Jodie Foster says women directors seen as ‘too risky’

US director Jodie Foster (L), US actress Julia Roberts (C) and US actor George Clooney pose on May 12, 2016 before leaving the Festival Palace after the screening of the film "Money Monster" at the 69th Cannes Film Festival in Cannes, southern France. / AFP PHOTO / LOIC VENANCE
US director Jodie Foster (L), US actress Julia Roberts (C) and US actor George Clooney pose on May 12, 2016 before leaving the Festival Palace after the screening of the film “Money Monster” at the 69th Cannes Film Festival in Cannes, southern France. / AFP PHOTO / LOIC VENANCE

 

by Fran Blandy and Deborah Cole

CANNES, France (AFP) —  Jodie Foster, who presented her first mainstream film as a director in Cannes Thursday, said many studio bosses still dismissed female filmmakers as “too great a risk to take”.

The two-time Oscar-winning actress, who began her career at the age of three and is one of a handful of females in Hollywood to carve out a successful directing career, highlighted the challenges women face.

Foster noted “drastic changes” on film sets from her years as a child actor, when the only women on set were the make-up artists and the person playing her mother.

But “the one arena where it hasn’t really changed at all is directing for mainstream studio movies,” she observed.

Foster, 53, said the turbulent economy and changing technologies had left studio bosses more risk-averse than ever.

“I think studio executives are scared, period, (and) for some reason women are lumped into that category of ‘too great a risk to take’.”

However Foster, who won Oscars for her roles in “Silence of the Lambs” and “The Accused”, admits that having grown up in the industry, it was easier for her to become part of the boy’s club.

But even as she encouraged other women to take a seat in the director’s chair, the star of her first big-budget genre movie “Money Monster”, Julia Roberts, admitted she was not cut out for it.

“I consider it hugely complimentary that people ask me if I want to be a director. But I do not,” Roberts told reporters.

“Because I know my intellectual limitations and I know the limitations of my patience and I can’t have more than four people in an hour ask me a question that needs an answer,” said the married mother of three, drawing a laugh.

– Not ‘some big plot’ –

Roberts, 48, said taking the helm of a film was “something like playing the cello or painting that I envy and hope in another lifetime I might be drawn to”.

“But I think in this life I just want to admire it from a small distance and be glad when my capabilities come into the orbit of a director that I just live to serve and impress,” she said with a smile for Foster.

In the United States, only nine percent of directors are women, according to a 2016 study from the University of San Diego.

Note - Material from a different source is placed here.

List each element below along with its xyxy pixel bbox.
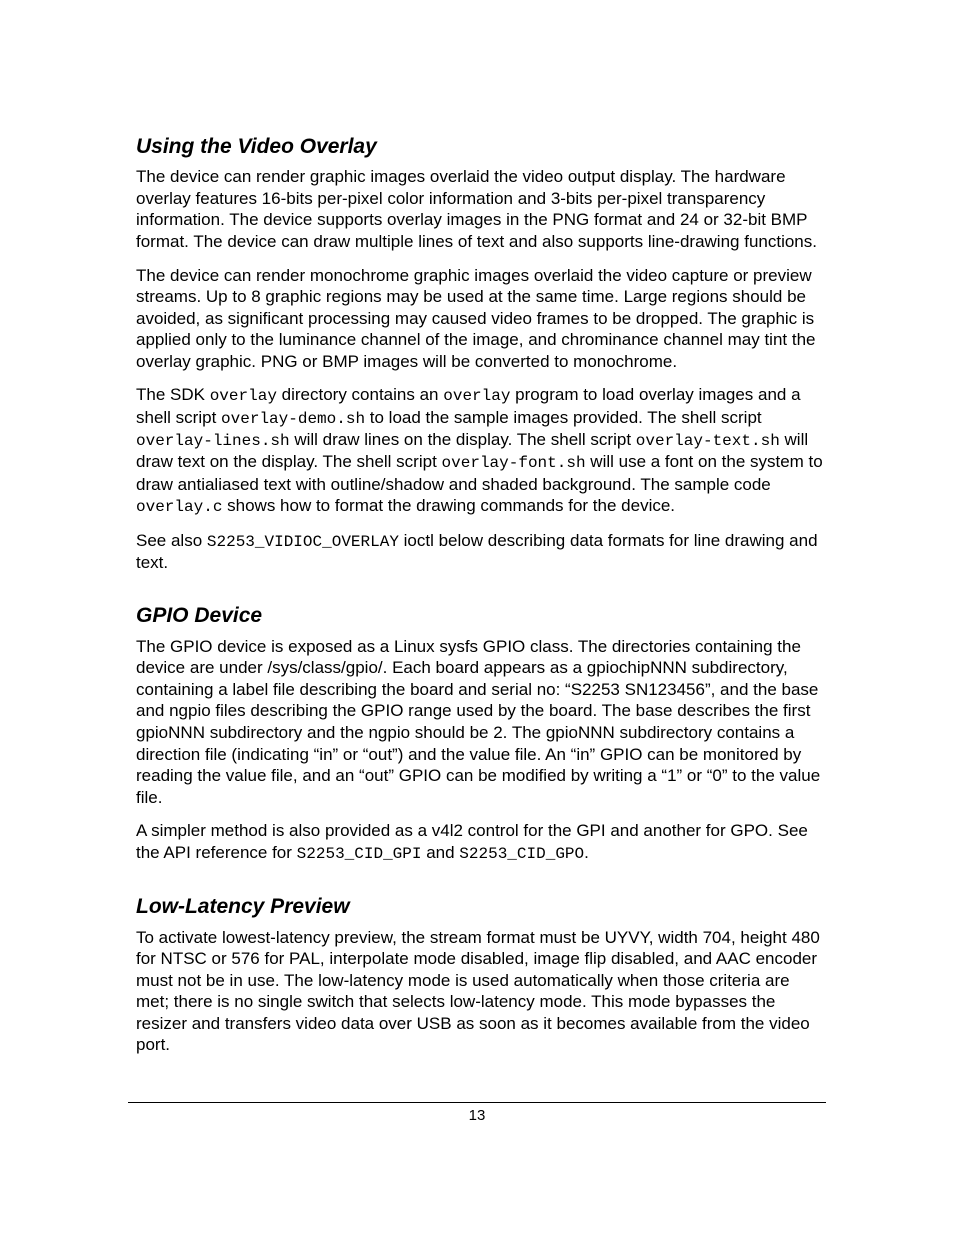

Another study released this month by the European Women’s Audiovisual Network found that only one film in five in Europe was made by a female director.

Foster has directed several movies, as well as episodes of television series “Orange is the New Black” and “House of Cards”.

She said she did not think there was “some big plot” by men trying to put women down in the film business, but it was more about being stuck in traditional models.

Foster described the difficulty in placing trust in a first-time director, and placing the vision of a multi-million-dollar film in their hands.

– Half of the human race –

“I was once in a movie where a director — who was a really smart guy — spent the entire movie in his bathroom calling his wife.

“You’re looking for the best bet and it is hard to look at a face that is 100 percent different to yours and that you carry traditional perceptions about and you worry you are going to make a bad choice.”

Foster was asked about the perception that audiences don’t want to see movies about women.

“I don’t know who those people are. I want to look at human lives. I don’t know anyone who would be disinterested in half of the human race.”

Foster said she was able to see herself in all of her characters, even the men, something that was harder for male directors to do.

“One of my biggest pet peeves as an actor, whenever a male writer was searching for motivation for a woman they would always just go to rape. It was ridiculous.”